Leading Edge Noise Predictions using Anisotropic Synthetic Turbulence

Abstract

An advanced digital filter method is presented to generate divergence-free synthetic turbulence with homogeneous anisotropic velocity spectra. The resulting fluctuating velocity field is obtained through a superposition of anisotropic Gaussian eddies. This method is used to generate a two-dimensional turbulent flow with the key statistics of homogeneous axisymmetric turbulence. This type of turbulence has been reported in aero-engine intakes, fan wakes and open-jet wind tunnel experiments. The advanced digital filter method is implemented in a linearized Euler solver in order to investigate potential effects of anisotropic turbulence on leading edge noise.

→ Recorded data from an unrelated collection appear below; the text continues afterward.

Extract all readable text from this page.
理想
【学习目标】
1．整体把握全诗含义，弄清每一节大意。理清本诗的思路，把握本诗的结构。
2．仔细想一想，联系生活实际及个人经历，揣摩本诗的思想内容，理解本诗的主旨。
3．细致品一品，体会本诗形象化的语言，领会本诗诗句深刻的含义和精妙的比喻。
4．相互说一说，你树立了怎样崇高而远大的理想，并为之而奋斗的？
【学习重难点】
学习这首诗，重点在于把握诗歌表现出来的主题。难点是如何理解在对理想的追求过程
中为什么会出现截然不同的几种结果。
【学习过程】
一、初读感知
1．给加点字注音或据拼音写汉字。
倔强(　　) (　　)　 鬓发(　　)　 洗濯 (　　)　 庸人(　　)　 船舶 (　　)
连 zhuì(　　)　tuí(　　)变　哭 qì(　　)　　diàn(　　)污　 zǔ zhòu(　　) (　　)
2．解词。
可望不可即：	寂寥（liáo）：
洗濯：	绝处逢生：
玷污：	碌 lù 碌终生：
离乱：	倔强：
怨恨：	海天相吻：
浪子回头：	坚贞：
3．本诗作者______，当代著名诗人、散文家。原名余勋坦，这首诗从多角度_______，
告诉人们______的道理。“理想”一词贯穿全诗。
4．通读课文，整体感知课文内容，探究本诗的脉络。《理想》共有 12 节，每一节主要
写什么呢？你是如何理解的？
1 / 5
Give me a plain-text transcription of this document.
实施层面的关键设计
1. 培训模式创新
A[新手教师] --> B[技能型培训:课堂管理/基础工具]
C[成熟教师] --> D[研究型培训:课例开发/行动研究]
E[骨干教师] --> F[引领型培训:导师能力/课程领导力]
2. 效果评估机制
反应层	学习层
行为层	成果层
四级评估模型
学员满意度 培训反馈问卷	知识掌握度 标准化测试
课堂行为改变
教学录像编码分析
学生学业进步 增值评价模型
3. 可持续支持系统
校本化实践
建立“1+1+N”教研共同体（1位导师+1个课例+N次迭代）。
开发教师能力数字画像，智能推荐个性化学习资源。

Computational aeroacoustic simulations are performed for anisotropic turbulence with streamwise-to-transverse length scale ratios ranging from 0.33 to 3 on a number of isolated airfoil configurations, including variations in mean flow Mach number, airfoil thickness and angle of attack. Noise reduction due to airfoil thickness is assessed on a NACA 0012 airfoil at zero angle of attack, showing similar trends for both isotropic and moderately anisotropic turbulent flows. Effects of anisotropic turbulence on noise become evident for airfoil configurations at non-zero angle of attack.